June 3-9: Ender's Shadow by Orson Scott Card
Science Fiction (1999 - 379 pp.)
Ah, young Bean and his perspective on the sci-fi classic Ender's Game. It's amazing I hadn't read this by now considering how much I love the original. First things first: in the introduction, Card claims this to be a standalone book from Ender's Game, with it being just as easy to read either one first. I beg to differ. I had a tough time recalling events while reading this, having not read the first one in years, and it would have helped a lot to have re-read Ender's Game in advance of this one. Certain knowledge is assumed that makes Ender's Shadow a bit of an odd standalone read.
It's not common to see a book effectively rewritten from another character's perspective. That immediately wins my respect. More to the point of the book's contents, the Bean origin story that takes place on the streets of Rotterdam is a welcome surprise, showing sides of him and of background non-Ender's Game characters we would never have seen otherwise. It was also interesting to see an extended version of how these characters act outside of Battle School. Bean's young age makes the whole thing a little less plausible, but this is not a genre known for being plausible and Card makes the characters work well. Poke attracts a combination of sympathy and disdain, for example, while Sister Carlotta acts as one can only imagine a nun may in that bizarre world.
As far as the events overlapping with Ender's Game go, the different perspective allows for the reader to get a greater handle of what it's like to live beside the spectacular Ender. So many books discuss the surroundings of a dominant character through his or her perspective, or following his or her events, but it's not as common that the dominant character is one of the surroundings. An outsider's look at subjects like whether Ender is worth all the hype, how he acts in individual versus group settings, how his beliefs and actions are interpreted, and everything else about him make curious objects of study. That Ender's selflessness could be deemed inexplicable, for example, makes the reader consider Ender's heroism in an entirely different light... until Bean understands his own lack of perspective.

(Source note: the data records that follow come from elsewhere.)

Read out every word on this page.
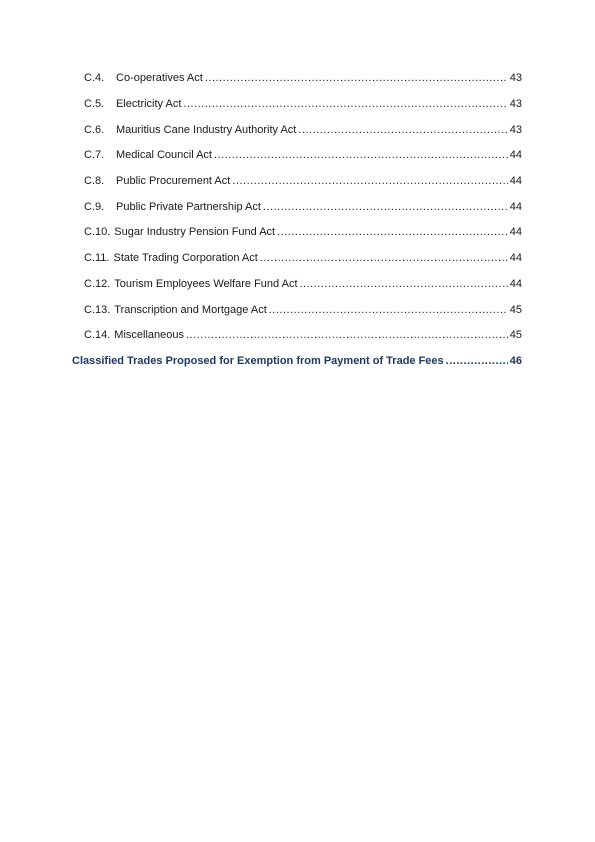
C.4.	Co-operatives Act .....	43
C.5.	Electricity Act .....	43
C.6.	Mauritius Cane Industry Authority Act .....	43
C.7.	Medical Council Act .....	44
C.8.	Public Procurement Act .....	44
C.9.	Public Private Partnership Act .....	44
C.10. Sugar Industry Pension Fund Act .....	44
C.11. State Trading Corporation Act .....	44
C.12. Tourism Employees Welfare Fund Act .....	44
C.13. Transcription and Mortgage Act .....	45
C.14. Miscellaneous .....	45
Classified Trades Proposed for Exemption from Payment of Trade Fees .....	46
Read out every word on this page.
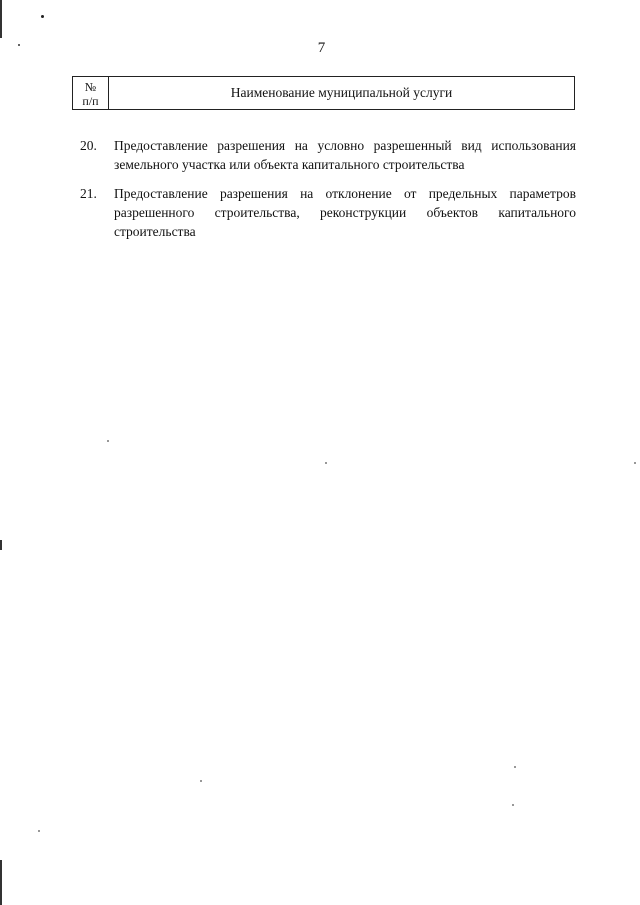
7
№
п/п
Наименование муниципальной услуги
20.	Предоставление разрешения на условно разрешенный вид использования земельного участка или объекта капитального строительства
21.	Предоставление разрешения на отклонение от предельных параметров разрешенного строительства, реконструкции объектов капитального строительства
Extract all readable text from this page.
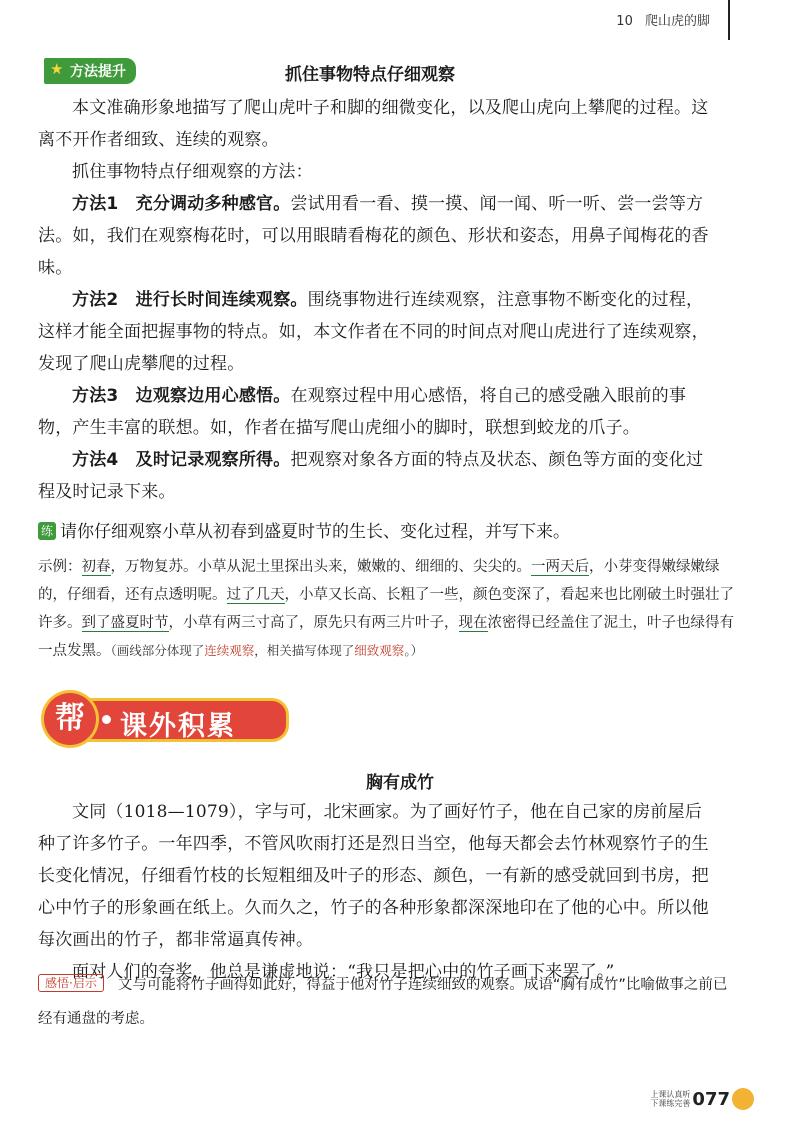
10 爬山虎的脚
★ 方法提升	抓住事物特点仔细观察

本文准确形象地描写了爬山虎叶子和脚的细微变化，以及爬山虎向上攀爬的过程。这离不开作者细致、连续的观察。

抓住事物特点仔细观察的方法：

方法1　充分调动多种感官。尝试用看一看、摸一摸、闻一闻、听一听、尝一尝等方法。如，我们在观察梅花时，可以用眼睛看梅花的颜色、形状和姿态，用鼻子闻梅花的香味。

方法2　进行长时间连续观察。围绕事物进行连续观察，注意事物不断变化的过程，这样才能全面把握事物的特点。如，本文作者在不同的时间点对爬山虎进行了连续观察，发现了爬山虎攀爬的过程。

方法3　边观察边用心感悟。在观察过程中用心感悟，将自己的感受融入眼前的事物，产生丰富的联想。如，作者在描写爬山虎细小的脚时，联想到蛟龙的爪子。

方法4　及时记录观察所得。把观察对象各方面的特点及状态、颜色等方面的变化过程及时记录下来。

练 请你仔细观察小草从初春到盛夏时节的生长、变化过程，并写下来。
示例：初春，万物复苏。小草从泥土里探出头来，嫩嫩的、细细的、尖尖的。一两天后，小芽变得嫩绿嫩绿的，仔细看，还有点透明呢。过了几天，小草又长高、长粗了一些，颜色变深了，看起来也比刚破土时强壮了许多。到了盛夏时节，小草有两三寸高了，原先只有两三片叶子，现在浓密得已经盖住了泥土，叶子也绿得有一点发黑。（画线部分体现了连续观察，相关描写体现了细致观察。）
帮	课外积累
胸有成竹

文同（1018—1079），字与可，北宋画家。为了画好竹子，他在自己家的房前屋后种了许多竹子。一年四季，不管风吹雨打还是烈日当空，他每天都会去竹林观察竹子的生长变化情况，仔细看竹枝的长短粗细及叶子的形态、颜色，一有新的感受就回到书房，把心中竹子的形象画在纸上。久而久之，竹子的各种形象都深深地印在了他的心中。所以他每次画出的竹子，都非常逼真传神。

面对人们的夸奖，他总是谦虚地说：“我只是把心中的竹子画下来罢了。”

感悟·启示 文与可能将竹子画得如此好，得益于他对竹子连续细致的观察。成语“胸有成竹”比喻做事之前已经有通盘的考虑。
上课认真听
下课练完善 077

If I were to have a qualm with this book - other than the VH1 Behind the Bean Revenge of the Sith-style atmosphere that pervades the whole story - it would be how close Ender's Shadow comes to threatening Ender's mystique. There are times when it seems as though Bean is just as special as Ender, and even smarter, making Ender's exclusively special nature less determined. There are other times when Bean venerates Ender, especially when the two interact, but the taste remains. Whether this is simply due to Bean's hubris or due to Ender not being as far ahead of some of the other students is I suppose debatable.